そして最後は、北海道大学大学院医学研究科 外科学講座消化器外科学分野Ⅱの平野聡教授からの特別講演「胆道癌に対する外科治療の現在とこれから-タコシールを用いた術中止血法の実際を含めて-」です。胆道癌全般にわたって、一般臨床病院での胆道外科の実地にfeedback出来る盛りだくさんの内容を、北大の治療成績やup-to-dateの情報を交えながら、非常に分かりやすく、そして面白くお話しして頂きました。非常に感銘を受けました!お招きできて本当に良かったです。
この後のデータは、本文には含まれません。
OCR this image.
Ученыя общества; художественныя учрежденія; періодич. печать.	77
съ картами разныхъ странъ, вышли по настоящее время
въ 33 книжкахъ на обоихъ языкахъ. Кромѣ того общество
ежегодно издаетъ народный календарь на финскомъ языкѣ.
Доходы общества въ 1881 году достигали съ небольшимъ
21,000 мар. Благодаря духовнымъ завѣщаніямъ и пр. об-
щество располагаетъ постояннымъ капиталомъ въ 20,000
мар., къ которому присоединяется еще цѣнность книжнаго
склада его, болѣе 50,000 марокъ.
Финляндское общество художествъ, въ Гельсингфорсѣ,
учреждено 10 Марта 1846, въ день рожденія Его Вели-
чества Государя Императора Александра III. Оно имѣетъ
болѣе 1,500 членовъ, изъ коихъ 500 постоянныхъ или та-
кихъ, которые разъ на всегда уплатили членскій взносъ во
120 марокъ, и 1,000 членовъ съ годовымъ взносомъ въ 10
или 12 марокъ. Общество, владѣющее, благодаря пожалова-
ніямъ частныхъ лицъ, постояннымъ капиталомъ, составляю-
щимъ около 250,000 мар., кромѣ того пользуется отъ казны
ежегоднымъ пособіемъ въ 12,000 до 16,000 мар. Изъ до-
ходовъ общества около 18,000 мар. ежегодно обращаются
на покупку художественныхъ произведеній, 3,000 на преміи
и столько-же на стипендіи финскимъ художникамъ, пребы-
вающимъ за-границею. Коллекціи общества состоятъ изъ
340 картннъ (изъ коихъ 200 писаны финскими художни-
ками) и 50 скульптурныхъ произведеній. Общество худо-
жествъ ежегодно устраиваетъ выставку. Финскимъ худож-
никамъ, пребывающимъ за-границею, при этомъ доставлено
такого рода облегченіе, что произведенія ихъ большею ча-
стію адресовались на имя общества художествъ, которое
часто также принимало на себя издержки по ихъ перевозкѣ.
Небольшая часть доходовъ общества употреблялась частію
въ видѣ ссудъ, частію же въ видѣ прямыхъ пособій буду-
懇親会で多くの先生と話しましたが、皆さんのテンションは興奮で上がりまくっていました!
さて、これで節目の第10回セミナーの開催を無事に終えることが出来ました。
第1回セミナーの幹事会で、静岡市立静岡病院の宮下先生に「5年間は3人の先生方で思うようにこのセミナーを運営していって下さい」とお墨付きを頂き、以後、光吉先生・波多野先生と文字通り二人三脚(三人四脚!?)でいろいろと知恵を絞り、工夫を凝らしながらやってきました。その無骨な想いが伝わったのでしょうか、毎回100名近くの先生方に参加して頂き、かつ「楽しいで!」「おもろい会やなあ~」「次も楽しみにしてるでえ!」といったお言葉を頂戴できる、そんな研究会に皆様に育てて頂いたのは本当に感無量です。
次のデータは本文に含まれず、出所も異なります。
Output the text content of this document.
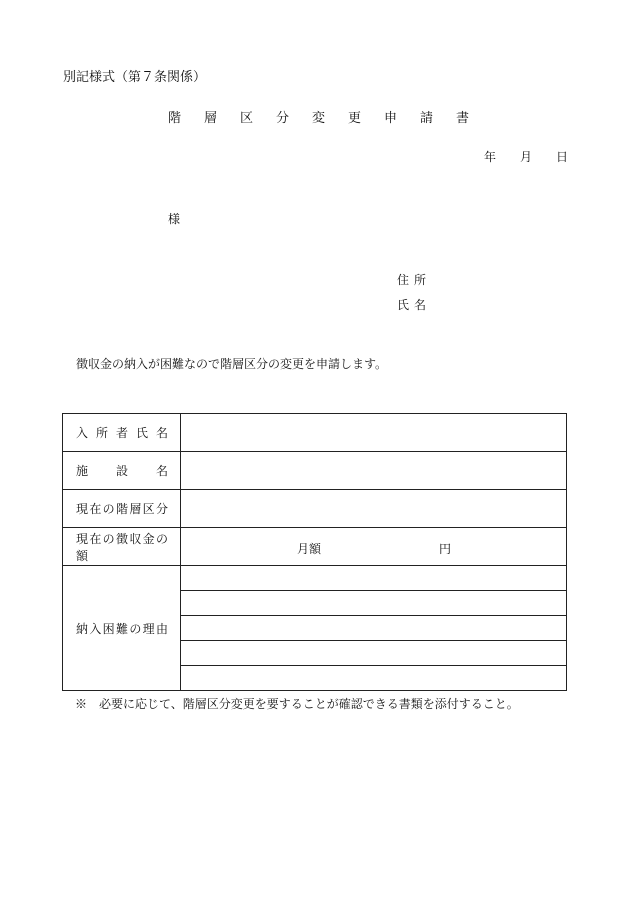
別記様式（第７条関係）
階	層	区	分	変	更	申	請	書
年 月 日
様
住所
氏名
徴収金の納入が困難なので階層区分の変更を申請します。
入所者氏名	
施設名	
現在の階層区分	
現在の徴収金の額	月額 円

納入困難の理由	

※　必要に応じて、階層区分変更を要することが確認できる書類を添付すること。
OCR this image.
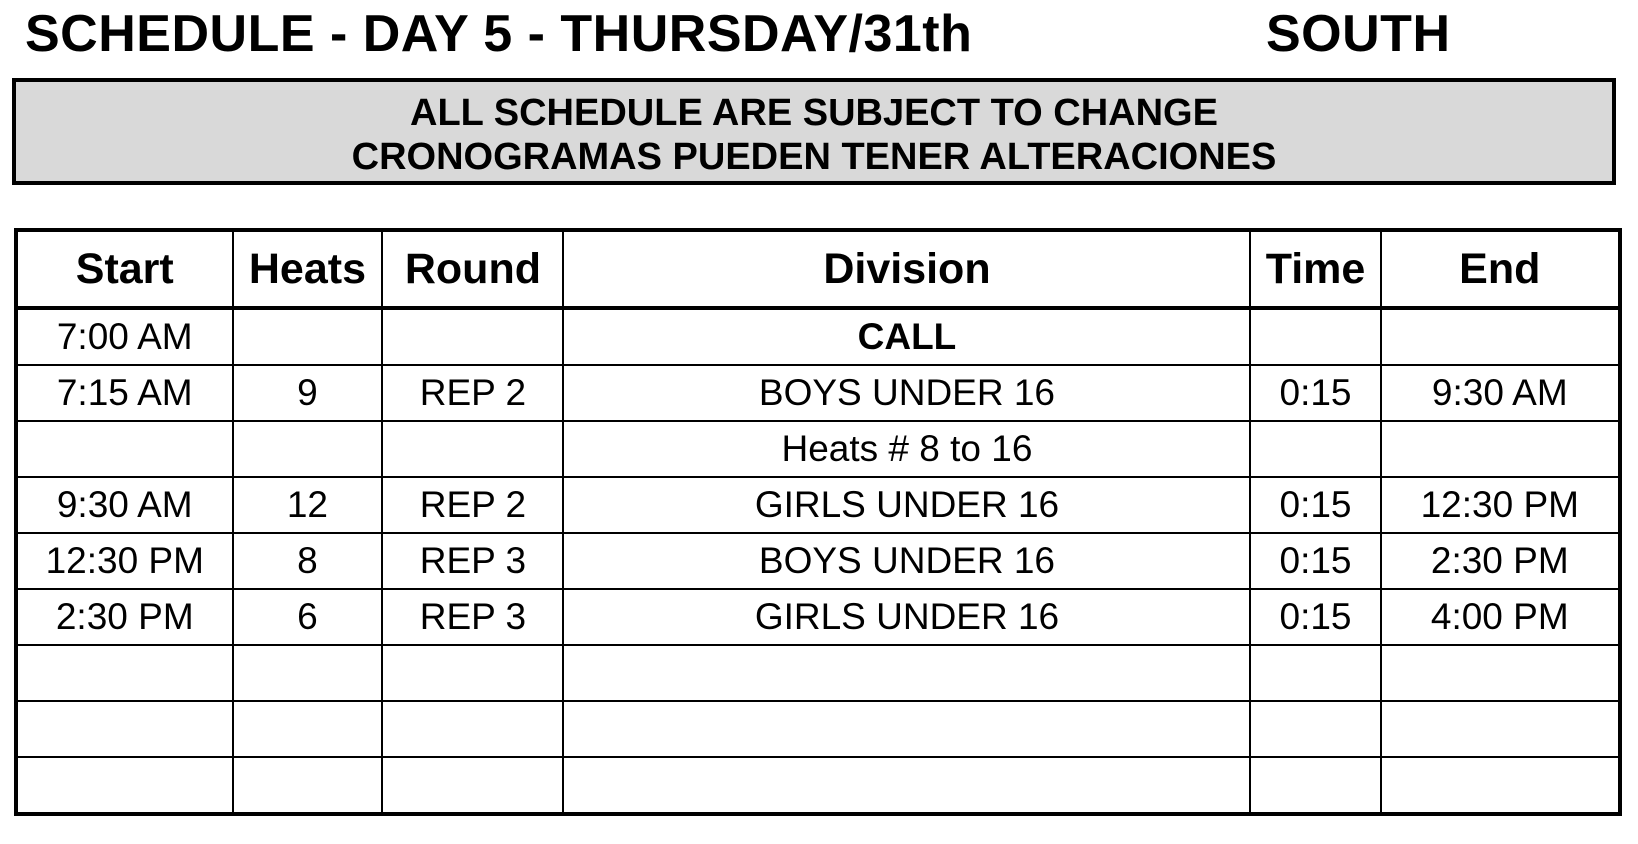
SCHEDULE - DAY 5 - THURSDAY/31th	SOUTH
ALL SCHEDULE ARE SUBJECT TO CHANGE
CRONOGRAMAS PUEDEN TENER ALTERACIONES
Start	Heats	Round	Division	Time	End
7:00 AM			CALL		
7:15 AM	9	REP 2	BOYS UNDER 16	0:15	9:30 AM
			Heats # 8 to 16		
9:30 AM	12	REP 2	GIRLS UNDER 16	0:15	12:30 PM
12:30 PM	8	REP 3	BOYS UNDER 16	0:15	2:30 PM
2:30 PM	6	REP 3	GIRLS UNDER 16	0:15	4:00 PM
昨年頃から、「10回が過ぎれば新しい、若い世代に運営を譲ろう」、と3人で話していましたので、これを機会に私と光吉先生は事務局の立場から退くことにしました。なお波多野先生は、大学とのパイプ役として,引き続き事務局に残って頂くことになりました。
さて、今後は若い世代の3人の先生、小倉記念病院の藤川先生(H4卒)、京都桂病院の西躰先生(H4卒)、倉敷中央病院の安近先生(H5卒)にバトンを渡します。次世代の観点と自由な発想でこのセミナーを運営して頂ければ幸甚です。
同門の先生方には、今までと変わらないご支援とご協力を頂くことをお願いし、このセミナーがますます発展することを切に祈る次第であります。